Here, probably, is the crux of why manual scavenging has not yet been eliminated, for all the government’s purported intentions and ineffectual laws. The general thinking is that people from the “lower castes” are born to do this work, and that they don’t know how to do anything else. Not only is this outrageous, it is also patently untrue. For one thing, no one is “born” to do filthy work just as no one is “born” to keep accounts, do gardening or be a head of state. This is work they learn to do, in the absence of other opportunities and options. It is work that is passed on through generations, and the compulsions of their community keep them mired in it. It is not out of choice that they clean faeces by hand, it is out of oppression. The practice of manual scavenging is “inherited”, and any resistance to take up the occupation would result in their ostracism by their families and villages, writes the Economic and Political Weekly

Urban do-gooders fondly believe that all children should go to school, and take young street vendors at their word when they say they attend school and sell knick-knacks in their spare time.
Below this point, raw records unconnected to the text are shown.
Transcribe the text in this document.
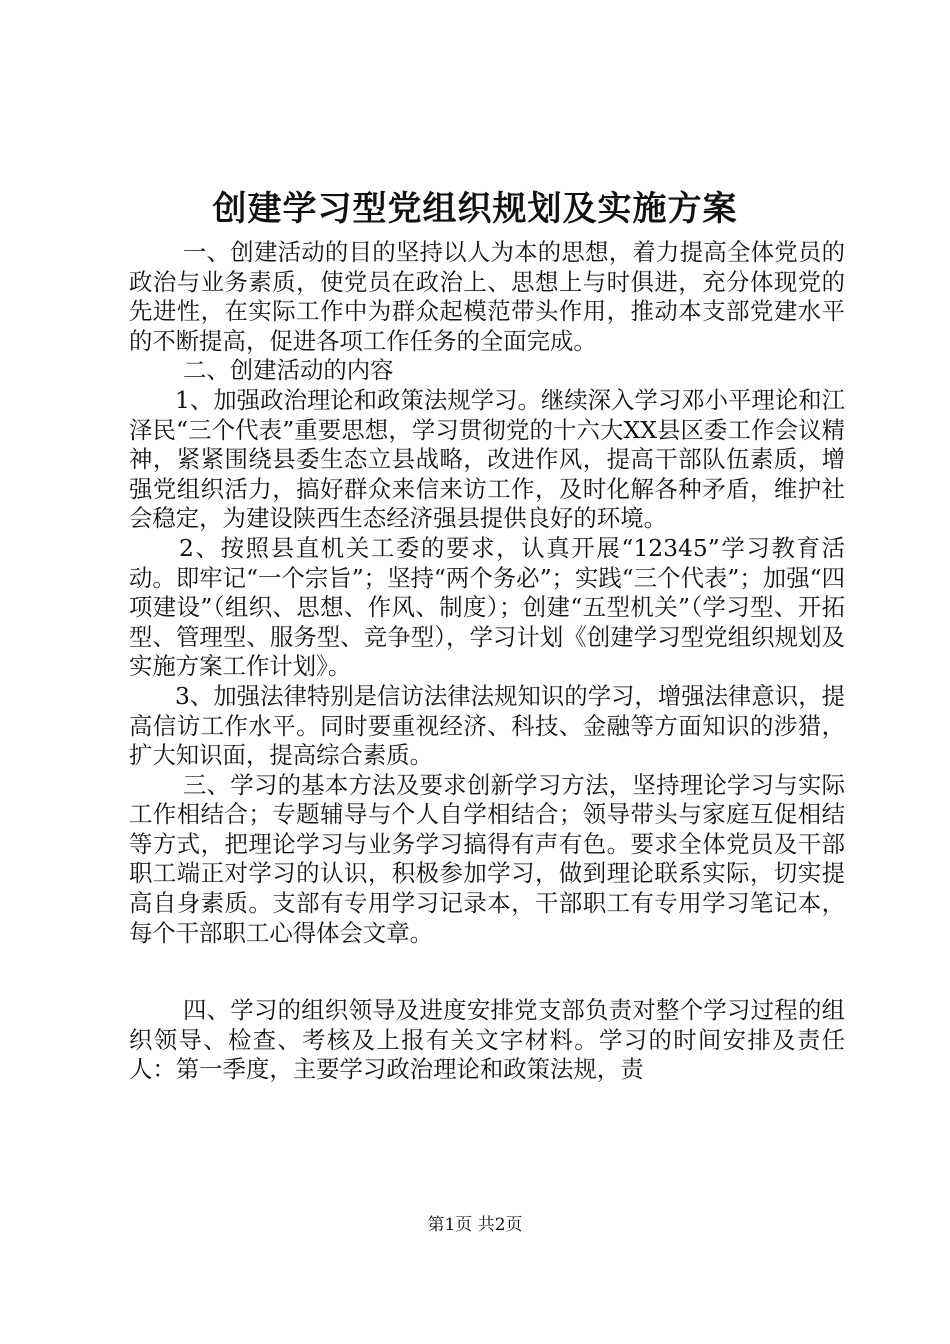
创建学习型党组织规划及实施方案

一、创建活动的目的坚持以人为本的思想，着力提高全体党员的政治与业务素质，使党员在政治上、思想上与时俱进，充分体现党的先进性，在实际工作中为群众起模范带头作用，推动本支部党建水平的不断提高，促进各项工作任务的全面完成。

二、创建活动的内容

1、加强政治理论和政策法规学习。继续深入学习邓小平理论和江泽民“三个代表”重要思想，学习贯彻党的十六大XX县区委工作会议精神，紧紧围绕县委生态立县战略，改进作风，提高干部队伍素质，增强党组织活力，搞好群众来信来访工作，及时化解各种矛盾，维护社会稳定，为建设陕西生态经济强县提供良好的环境。

2、按照县直机关工委的要求，认真开展“12345”学习教育活动。即牢记“一个宗旨”；坚持“两个务必”；实践“三个代表”；加强“四项建设”（组织、思想、作风、制度）；创建“五型机关”（学习型、开拓型、管理型、服务型、竞争型），学习计划《创建学习型党组织规划及实施方案工作计划》。

3、加强法律特别是信访法律法规知识的学习，增强法律意识，提高信访工作水平。同时要重视经济、科技、金融等方面知识的涉猎，扩大知识面，提高综合素质。

三、学习的基本方法及要求创新学习方法，坚持理论学习与实际工作相结合；专题辅导与个人自学相结合；领导带头与家庭互促相结等方式，把理论学习与业务学习搞得有声有色。要求全体党员及干部职工端正对学习的认识，积极参加学习，做到理论联系实际，切实提高自身素质。支部有专用学习记录本，干部职工有专用学习笔记本，每个干部职工心得体会文章。

四、学习的组织领导及进度安排党支部负责对整个学习过程的组织领导、检查、考核及上报有关文字材料。学习的时间安排及责任人：第一季度，主要学习政治理论和政策法规，责

第1页 共2页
But India’s reality is far different. The EPW in its article about manual scavengers continues, “Their children forgo education, and if fortunate enough to go to school, they end up sitting in a corner in the classrooms with minimal interaction with teachers and fellow students.”

Bezwada Wilson had a similar experience, as he recounted in an interview. Mr Wilson, co-founder of the Safai Karmachari Andolan, who comes from a family of manual scavengers, got the chance to pursue higher studies, but the profession followed by his parents and elder brother haunted his life and he was laughed at by other students in his school. After graduating, he approached the Employment Exchange Office where he was told that he would be given the job of a sanitation worker because of his caste. His fury at this sparked the formation of the Andolan and Mr Wilson’s lifelong mission to eradicate manual scavenging and help Dalits reclaim their dignity. For this he won the Ramon Magsaysay Award in 2016.

Mr Wilson has spent more than 30 years in his crusade, which should rightfully be a movement we should all support. Because, let’s face it, it is only by an accident of birth that we are “here” and not “there”. It is a crusade that the government needs to take up, and put its monetary might behind. The Bandicoot can easily be purchased and put to work all over the country, if only various administrations have the will to do it. But in a society where caste discrimination is more deeply ingrained than the lines on one’s hand, this simple move is apparently the most difficult to execute.